Here’s the recipe from the book, along with a photo from our friend, the brilliant food photographer Jennifer May, who photographed both of our cookbooks.

Why should we find this noble staple of road trips only in gas stations? Many cultures offer up a form of hard, dried meat that goes well beyond a snack.
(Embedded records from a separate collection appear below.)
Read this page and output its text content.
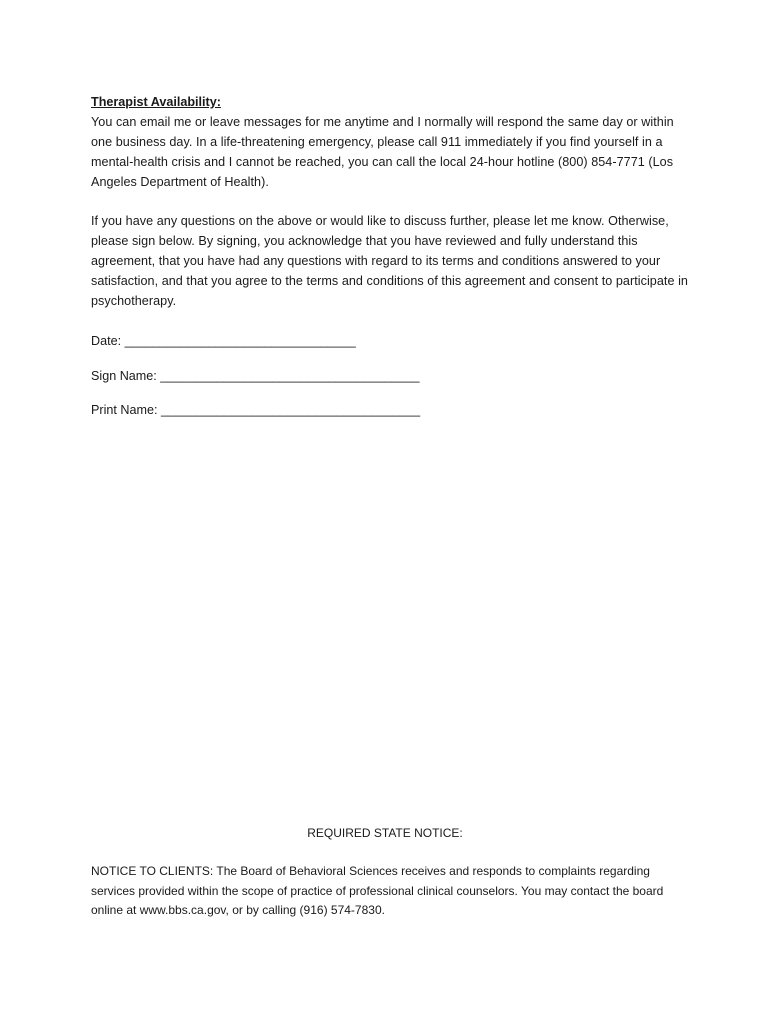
Therapist Availability:
You can email me or leave messages for me anytime and I normally will respond the same day or within one business day. In a life-threatening emergency, please call 911 immediately if you find yourself in a mental-health crisis and I cannot be reached, you can call the local 24-hour hotline (800) 854-7771 (Los Angeles Department of Health).
If you have any questions on the above or would like to discuss further, please let me know. Otherwise, please sign below. By signing, you acknowledge that you have reviewed and fully understand this agreement, that you have had any questions with regard to its terms and conditions answered to your satisfaction, and that you agree to the terms and conditions of this agreement and consent to participate in psychotherapy.
Date: _________________________________
Sign Name: _____________________________________
Print Name: _____________________________________
REQUIRED STATE NOTICE:
NOTICE TO CLIENTS: The Board of Behavioral Sciences receives and responds to complaints regarding services provided within the scope of practice of professional clinical counselors. You may contact the board online at www.bbs.ca.gov, or by calling (916) 574-7830.
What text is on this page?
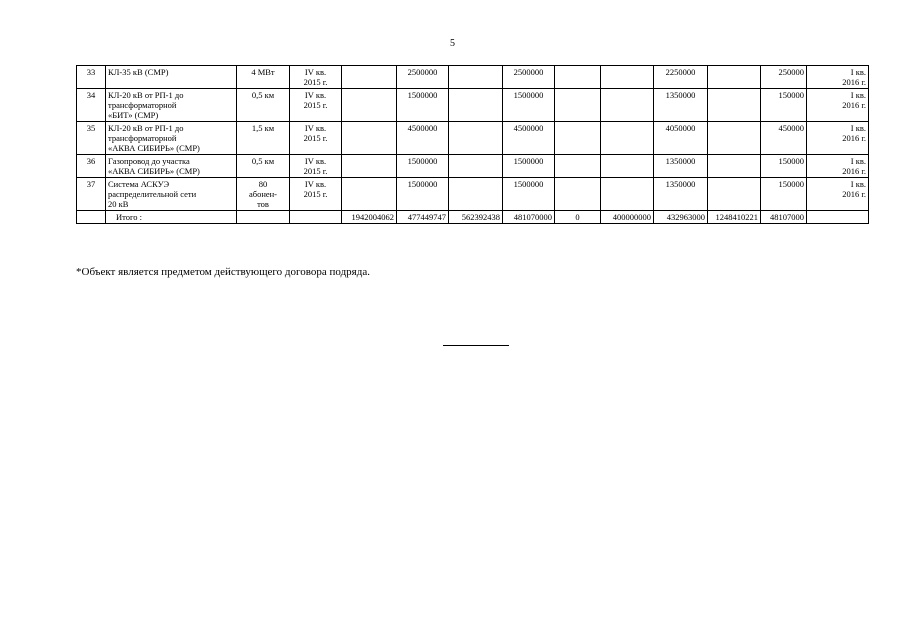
5
33	КЛ-35 кВ (СМР)	4 МВт	IV кв.
2015 г.		2500000		2500000			2250000		250000	I кв.
2016 г.
34	КЛ-20 кВ от РП-1 до
трансформаторной
«БИТ» (СМР)	0,5 км	IV кв.
2015 г.		1500000		1500000			1350000		150000	I кв.
2016 г.
35	КЛ-20 кВ от РП-1 до
трансформаторной
«АКВА СИБИРЬ» (СМР)	1,5 км	IV кв.
2015 г.		4500000		4500000			4050000		450000	I кв.
2016 г.
36	Газопровод до участка
«АКВА СИБИРЬ» (СМР)	0,5 км	IV кв.
2015 г.		1500000		1500000			1350000		150000	I кв.
2016 г.
37	Система АСКУЭ
распределительной сети
20 кВ	80
абонен-
тов	IV кв.
2015 г.		1500000		1500000			1350000		150000	I кв.
2016 г.
	Итого :			1942004062	477449747	562392438	481070000	0	400000000	432963000	1248410221	48107000	
*Объект является предметом действующего договора подряда.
Parts of Italy have the shredded horse, sfilacci di cavalo; China brought us pork floss; and the United States had chipped beef that was mentioned in its early cookbooks.

Jerky is dry and it keeps well; it’s high in protein, and we happen to use it a lot at the restaurants, not just in case of a hostile invasion but as a delicious “meat condiment” that turns vegetables that might otherwise sit ignored as a side dish into tasty, healthy appetizers, the dried meat used as a garnish!

No one speaks more intelligently on jerky than Joshua Applestone of Applestone Meat Company in New York’s Hudson Valley. But he also walks the walk: his is the best beef jerky found anywhere. (Josh also has a cool Joe Beef tattoo, an Airstream, and a grown-up LEGO compulsion.) This is his recipe.


2.2 pounds (1 kg) beef eye round, frozen for 30 minutes before slicing

For the Marinade

½ cup (120 ml) Worcestershire Sauce

½ cup (170 ml) maple syrup

1 teaspoon ground white pepper

1 teaspoon Frank’s RedHot sauce

1 teaspoon onion powder

1 teaspoon sea salt


1: Slice the beef against the grain into ¼-inch-thick (6-mm-thick) slices. Combine all the marinade ingredients.

2: Marinate the meat in the mixture for 1 or more days (the longer you marinate, the deeper the flavor).

3: Cook in a warm smoker or a 160° F (70° C) oven for 5 to 8 hours, or dehydrate in a dehydrator set at 140° F (60° C) for 6 to 7 ½ hours, or until desired texture is achieved (depends on the marbling of the meat and the thickness of the cuts you use).